2. The controller shall correct the data in the data file of the data subject as soon as he becomes aware of a pending recovery application against a unilateral judgment. The registrar shall make a decision on the deposit of the default note once a court decision has been issued in the case concerning the application for recovery. In this situation, it is possible that a credit default entry that could have been retained by the controller in accordance with the provisions of section 18 of the Credit Information Act concerning retention periods may be deleted, at least temporarily, from the data subject's credit records.

The purpose of the provisions of the Credit Information Act is that the information stored in the credit information register and passed on from there gives the most accurate picture of the data subject's ability to manage its obligations.

In line with the preliminary work on the Credit Information Act, the regulatory framework of the Credit Information Act focuses on the use of preventive measures.

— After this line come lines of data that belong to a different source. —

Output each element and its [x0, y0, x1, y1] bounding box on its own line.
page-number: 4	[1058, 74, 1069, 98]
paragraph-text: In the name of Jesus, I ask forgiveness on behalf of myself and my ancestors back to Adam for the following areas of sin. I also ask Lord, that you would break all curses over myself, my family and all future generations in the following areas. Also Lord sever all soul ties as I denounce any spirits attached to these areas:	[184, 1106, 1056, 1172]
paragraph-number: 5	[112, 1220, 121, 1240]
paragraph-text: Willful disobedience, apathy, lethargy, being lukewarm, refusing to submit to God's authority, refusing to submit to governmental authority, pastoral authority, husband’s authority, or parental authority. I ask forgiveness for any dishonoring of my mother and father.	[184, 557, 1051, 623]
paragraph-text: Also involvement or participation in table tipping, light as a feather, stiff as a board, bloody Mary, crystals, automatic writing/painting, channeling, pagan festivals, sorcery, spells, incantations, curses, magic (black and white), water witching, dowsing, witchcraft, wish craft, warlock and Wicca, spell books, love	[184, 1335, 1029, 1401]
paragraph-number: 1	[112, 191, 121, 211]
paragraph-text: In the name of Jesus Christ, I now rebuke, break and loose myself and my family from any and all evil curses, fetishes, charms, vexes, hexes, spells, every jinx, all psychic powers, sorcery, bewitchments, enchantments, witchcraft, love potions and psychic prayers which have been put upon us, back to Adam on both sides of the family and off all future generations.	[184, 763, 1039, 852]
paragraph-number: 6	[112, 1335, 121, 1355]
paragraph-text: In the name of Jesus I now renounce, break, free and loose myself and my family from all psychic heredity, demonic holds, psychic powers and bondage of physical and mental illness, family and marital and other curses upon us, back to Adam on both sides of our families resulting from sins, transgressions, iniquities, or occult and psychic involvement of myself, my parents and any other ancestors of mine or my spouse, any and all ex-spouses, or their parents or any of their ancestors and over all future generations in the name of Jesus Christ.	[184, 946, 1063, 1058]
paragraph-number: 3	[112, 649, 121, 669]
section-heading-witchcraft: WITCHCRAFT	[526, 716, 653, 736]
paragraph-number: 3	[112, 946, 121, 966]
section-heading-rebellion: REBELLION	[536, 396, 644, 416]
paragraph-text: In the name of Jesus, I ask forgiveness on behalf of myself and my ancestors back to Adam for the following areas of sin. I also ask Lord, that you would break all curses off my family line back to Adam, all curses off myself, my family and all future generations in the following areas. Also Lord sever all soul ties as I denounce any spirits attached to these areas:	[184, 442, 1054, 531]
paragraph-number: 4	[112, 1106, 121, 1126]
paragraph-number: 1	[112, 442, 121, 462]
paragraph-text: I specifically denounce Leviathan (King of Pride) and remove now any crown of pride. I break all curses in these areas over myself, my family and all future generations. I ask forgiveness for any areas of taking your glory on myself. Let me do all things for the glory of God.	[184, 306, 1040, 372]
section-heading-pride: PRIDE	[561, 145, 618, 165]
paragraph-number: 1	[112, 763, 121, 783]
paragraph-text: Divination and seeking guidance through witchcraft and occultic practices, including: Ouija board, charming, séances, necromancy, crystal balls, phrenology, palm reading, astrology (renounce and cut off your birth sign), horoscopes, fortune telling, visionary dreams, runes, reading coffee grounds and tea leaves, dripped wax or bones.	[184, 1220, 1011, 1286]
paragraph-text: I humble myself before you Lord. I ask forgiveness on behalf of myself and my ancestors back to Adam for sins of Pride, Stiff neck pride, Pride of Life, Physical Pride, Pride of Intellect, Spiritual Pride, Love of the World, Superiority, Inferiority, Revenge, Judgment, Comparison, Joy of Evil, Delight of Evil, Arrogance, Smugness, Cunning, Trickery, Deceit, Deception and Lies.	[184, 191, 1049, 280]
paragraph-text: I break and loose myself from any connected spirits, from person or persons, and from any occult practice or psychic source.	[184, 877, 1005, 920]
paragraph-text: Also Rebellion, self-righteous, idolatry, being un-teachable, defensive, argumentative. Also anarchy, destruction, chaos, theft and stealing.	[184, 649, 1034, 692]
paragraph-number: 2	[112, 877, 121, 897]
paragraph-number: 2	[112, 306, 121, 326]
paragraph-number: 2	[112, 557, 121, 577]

According to the proposal, such means include the regulation of register data and the data subject's rights of access and control. The precautionary approach has been adopted in line with the preliminary work of the law, as data subjects registered in credit information activities - especially consumers and smaller companies and their responsible persons - are at a disadvantage vis-à-vis credit information providers and business lending companies.

Data Protection Ombudsman Office solution has held that if the credit information law interpreting the apparent ambiguity, should the Credit Information Act to interpret the provisions of the law protecting the purpose of taking into account the credit information over an activity for the benefit of the disadvantaged party consumer. This interpretation is also supported by the data subject's right under Section 5 of the Credit Information Act to be assessed on the basis of correct and relevant information. The EDPS also emphasizes now the case in question the protection of the weaker party, ie the data subject.

In addition, the EDPS recalls that the controller must also ensure in its procedures for recovery applications that data subjects are treated equally in the processing of credit data in accordance with section 11 of the Credit Information Act.

This DPO control cannot be appealed.